I've found people.toDF gives you a data frame (roughly equivalent to the
previous Row RDD),
And you can then call registerTempTable on that DataFrame.
So people.toDF.registerTempTable("people") should work
—
Sent from Mailbox
On Sat, Mar 14, 2015 at 5:33 PM, David Mitchell <jdavidmitch...@gmail.com>
wrote:
> I am pleased with the release of the DataFrame API. However, I started
> playing with it, and neither of the two main examples in the documentation
> work: http://spark.apache.org/docs/1.3.0/sql-programming-guide.html
> Specfically:
> - Inferring the Schema Using Reflection
> - Programmatically Specifying the Schema
> Scala 2.11.6
> Spark 1.3.0 prebuilt for Hadoop 2.4 and later
> *Inferring the Schema Using Reflection*
> scala> people.registerTempTable("people")

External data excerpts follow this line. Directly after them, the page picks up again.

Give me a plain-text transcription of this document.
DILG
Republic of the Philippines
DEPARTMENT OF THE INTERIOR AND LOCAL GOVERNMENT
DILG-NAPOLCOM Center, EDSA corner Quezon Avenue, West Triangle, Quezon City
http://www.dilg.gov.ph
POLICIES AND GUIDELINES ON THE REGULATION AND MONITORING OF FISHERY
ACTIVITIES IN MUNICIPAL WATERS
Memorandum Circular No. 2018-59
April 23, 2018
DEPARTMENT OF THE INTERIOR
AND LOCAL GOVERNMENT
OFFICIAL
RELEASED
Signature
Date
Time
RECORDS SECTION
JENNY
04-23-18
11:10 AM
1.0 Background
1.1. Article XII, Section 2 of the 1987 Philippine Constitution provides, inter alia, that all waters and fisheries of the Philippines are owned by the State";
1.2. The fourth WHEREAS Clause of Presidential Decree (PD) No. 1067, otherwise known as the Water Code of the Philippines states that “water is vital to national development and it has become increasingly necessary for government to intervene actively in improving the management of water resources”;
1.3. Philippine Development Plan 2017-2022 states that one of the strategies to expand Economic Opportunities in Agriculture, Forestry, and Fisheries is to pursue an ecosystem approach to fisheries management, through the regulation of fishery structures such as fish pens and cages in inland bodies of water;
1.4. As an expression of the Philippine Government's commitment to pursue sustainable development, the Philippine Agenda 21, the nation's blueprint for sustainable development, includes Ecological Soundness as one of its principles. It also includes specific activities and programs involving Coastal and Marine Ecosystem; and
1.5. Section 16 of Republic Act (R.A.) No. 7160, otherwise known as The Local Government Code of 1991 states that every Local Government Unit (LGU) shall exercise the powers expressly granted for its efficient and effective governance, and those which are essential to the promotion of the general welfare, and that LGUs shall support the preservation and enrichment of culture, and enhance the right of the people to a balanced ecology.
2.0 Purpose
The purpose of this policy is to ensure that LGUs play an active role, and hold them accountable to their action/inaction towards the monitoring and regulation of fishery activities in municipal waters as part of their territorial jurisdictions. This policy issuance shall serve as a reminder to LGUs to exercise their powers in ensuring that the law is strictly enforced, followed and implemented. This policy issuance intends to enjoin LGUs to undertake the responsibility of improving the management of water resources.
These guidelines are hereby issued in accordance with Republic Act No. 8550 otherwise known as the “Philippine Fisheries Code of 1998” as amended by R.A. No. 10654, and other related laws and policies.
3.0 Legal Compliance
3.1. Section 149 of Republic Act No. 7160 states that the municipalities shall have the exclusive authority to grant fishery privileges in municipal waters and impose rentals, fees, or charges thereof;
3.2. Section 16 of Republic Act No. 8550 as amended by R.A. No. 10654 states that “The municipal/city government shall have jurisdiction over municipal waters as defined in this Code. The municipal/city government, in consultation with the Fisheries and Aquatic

> <console>:31: error: value registerTempTable is not a member of
> org.apache.spark
> .rdd.RDD[Person]
> people.registerTempTable("people")
> ^
> *Programmatically Specifying the Schema*
> scala> val peopleDataFrame = sqlContext.createDataFrame(people, schema)
> <console>:41: error: overloaded method value createDataFrame with
> alternatives:
> (rdd: org.apache.spark.api.java.JavaRDD[_],beanClass:
> Class[_])org.apache.spar
> k.sql.DataFrame <and>
> (rdd: org.apache.spark.rdd.RDD[_],beanClass:
> Class[_])org.apache.spark.sql.Dat
> aFrame <and>
> (rowRDD:
> org.apache.spark.api.java.JavaRDD[org.apache.spark.sql.Row],columns:
> java.util.List[String])org.apache.spark.sql.DataFrame <and>
> (rowRDD:
> org.apache.spark.api.java.JavaRDD[org.apache.spark.sql.Row],schema: o
> rg.apache.spark.sql.types.StructType)org.apache.spark.sql.DataFrame <and>
> (rowRDD: org.apache.spark.rdd.RDD[org.apache.spark.sql.Row],schema:
> org.apache
> .spark.sql.types.StructType)org.apache.spark.sql.DataFrame
> cannot be applied to (org.apache.spark.rdd.RDD[String],
> org.apache.spark.sql.ty
> pes.StructType)
> val df = sqlContext.createDataFrame(people, schema)
> Any help would be appreciated.
> David